Best you've never heard
Roger S. | Oak Creek, Wisconsin United States | 03/23/2008
(4 out of 5 stars)
"I was surprised by this CD and ended up buying 2 more by ODDS. 'Good Weird Feeling' is my favorite by far. In particular the song 'Eat My Brain' is one of those that you will hear in your for head for a week after the first time you play it. The band has retained that certain garage band type feel, but is well polished and hook laiden as any other 'well know' band out there.
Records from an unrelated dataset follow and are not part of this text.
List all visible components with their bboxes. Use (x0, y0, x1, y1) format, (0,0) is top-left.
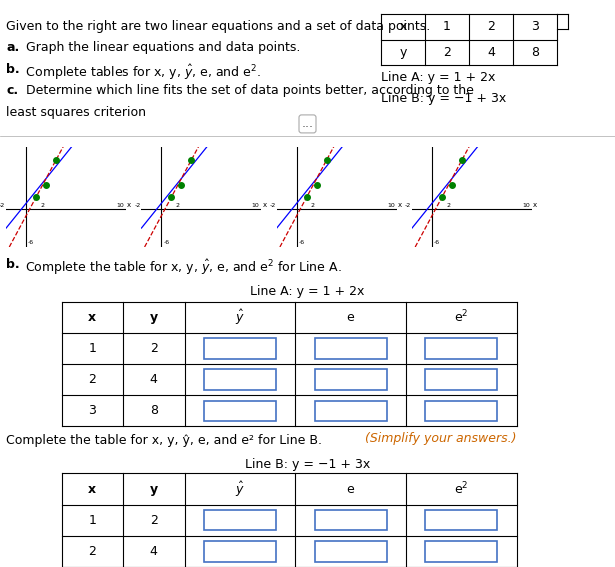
Text: -2: -2 (405, 202, 411, 208)
Text: Complete the table for x, y, ŷ, e, and e² for Line B.: Complete the table for x, y, ŷ, e, and e… (6, 434, 322, 447)
Text: e$^2$: e$^2$ (454, 309, 469, 325)
Text: 3: 3 (531, 20, 539, 33)
Text: c.: c. (6, 84, 18, 98)
Text: 2: 2 (150, 342, 157, 355)
Bar (204, 338, 276, 358)
Bar (426, 370, 497, 390)
Text: a.: a. (6, 41, 20, 54)
Text: b.: b. (6, 63, 20, 76)
Text: Line B: y = −1 + 3x: Line B: y = −1 + 3x (381, 92, 507, 105)
Text: 2: 2 (89, 545, 96, 558)
Text: 2: 2 (175, 202, 180, 208)
Text: 4: 4 (150, 373, 157, 386)
Text: 4: 4 (150, 545, 157, 558)
Text: 1: 1 (443, 20, 451, 33)
Text: x: x (398, 202, 402, 208)
Text: 10: 10 (252, 202, 260, 208)
Text: x: x (263, 202, 266, 208)
Text: -2: -2 (0, 202, 5, 208)
Text: 1: 1 (89, 514, 96, 527)
Text: Complete tables for x, y, $\hat{y}$, e, and e$^2$.: Complete tables for x, y, $\hat{y}$, e, … (22, 63, 261, 82)
Text: e: e (347, 483, 354, 496)
Text: least squares criterion: least squares criterion (6, 106, 146, 119)
Bar (204, 510, 276, 530)
Text: x: x (88, 311, 97, 324)
Text: -6: -6 (164, 240, 170, 246)
Bar (204, 370, 276, 390)
Text: 8: 8 (149, 404, 158, 417)
Bar (204, 541, 276, 561)
Text: y: y (149, 483, 158, 496)
Text: Line A: y = 1 + 2x: Line A: y = 1 + 2x (250, 285, 365, 298)
Text: 2: 2 (311, 202, 315, 208)
Text: 2: 2 (89, 373, 96, 386)
Text: y: y (400, 46, 407, 59)
Text: -2: -2 (269, 202, 276, 208)
Text: $\hat{y}$: $\hat{y}$ (235, 480, 245, 498)
Text: x: x (88, 483, 97, 496)
Text: Line A: y = 1 + 2x: Line A: y = 1 + 2x (381, 71, 496, 84)
Text: 3: 3 (89, 404, 96, 417)
Text: e$^2$: e$^2$ (454, 481, 469, 497)
Text: ...: ... (301, 117, 314, 130)
Text: e: e (347, 311, 354, 324)
Bar (204, 401, 276, 421)
Bar (426, 401, 497, 421)
Text: 8: 8 (531, 46, 539, 59)
Text: 10: 10 (522, 202, 530, 208)
Text: -6: -6 (299, 240, 305, 246)
Text: Given to the right are two linear equations and a set of data points.: Given to the right are two linear equati… (6, 20, 430, 33)
Text: 10: 10 (387, 202, 395, 208)
Bar (426, 541, 497, 561)
Bar (426, 510, 497, 530)
Bar (426, 338, 497, 358)
Text: -6: -6 (434, 240, 440, 246)
Text: 2: 2 (150, 514, 157, 527)
Text: x: x (533, 202, 537, 208)
Text: y: y (149, 311, 158, 324)
Text: Graph the linear equations and data points.: Graph the linear equations and data poin… (22, 41, 300, 54)
Bar (315, 541, 387, 561)
Text: 2: 2 (443, 46, 451, 59)
Text: -6: -6 (28, 240, 34, 246)
Text: 4: 4 (487, 46, 495, 59)
Bar (315, 510, 387, 530)
Text: 2: 2 (446, 202, 450, 208)
Text: Determine which line fits the set of data points better, according to the: Determine which line fits the set of dat… (22, 84, 474, 98)
Text: Complete the table for x, y, $\hat{y}$, e, and e$^2$ for Line A.: Complete the table for x, y, $\hat{y}$, … (25, 258, 341, 277)
Bar (315, 401, 387, 421)
Text: 2: 2 (40, 202, 44, 208)
Text: (Simplify your answers.): (Simplify your answers.) (365, 432, 517, 445)
Text: 2: 2 (487, 20, 495, 33)
Text: -2: -2 (134, 202, 140, 208)
Text: b.: b. (6, 258, 20, 271)
Text: 1: 1 (89, 342, 96, 355)
Text: 10: 10 (116, 202, 124, 208)
Text: x: x (127, 202, 131, 208)
Bar (315, 370, 387, 390)
Text: x: x (400, 20, 407, 33)
Text: Line B: y = −1 + 3x: Line B: y = −1 + 3x (245, 458, 370, 471)
Text: $\hat{y}$: $\hat{y}$ (235, 308, 245, 327)
Bar (315, 338, 387, 358)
They are an undiscovered gem."
Fresh sound from Canada
cured_one | Middle East | 02/01/2002
(4 out of 5 stars)
"Very rock'n'roll sounding band... So nothing really new there, but old rock recipe seems to work very well with those guys.
If you like Dave Mathews Band - that will be new startling discovery for you ...
But beware - you may easily make yourself addicted to it!"
Neat Freak in a Hurricane
Lee Armstrong | Winterville, NC United States | 10/29/2004
(5 out of 5 stars)
"Odds have turned into one of my favorite "under the radar screen" bands. Each of their releases has a few tracks that go into my classic category of great rock. My favorite track is "Radios of Heaven" with Pat Steward's drums and Craig Northey's driving guitar, "There's a gorgeous sunset happening on the airwaves; I really want you to hear this song someday, so you behave." "The Last Drink" tracks a bit folky with acoustic strumming and Northey's wonderfully offbeat lyrics, "Someone stabbed my voodoo doll, now it hurts each time that nature calls, and you're lucky that nature's finished calling out to you. ... So I should swallow real hard & deal with this pain cause I'm as wasted as a neat freak in a hurricane." "Mercy to Go" gets a great groove going, "When you're a tower of strength, people climb up your back side." The tunes on "Good Weird Feeling" are consistently strong and at times sublime. Don't let this one get away! Bravo!"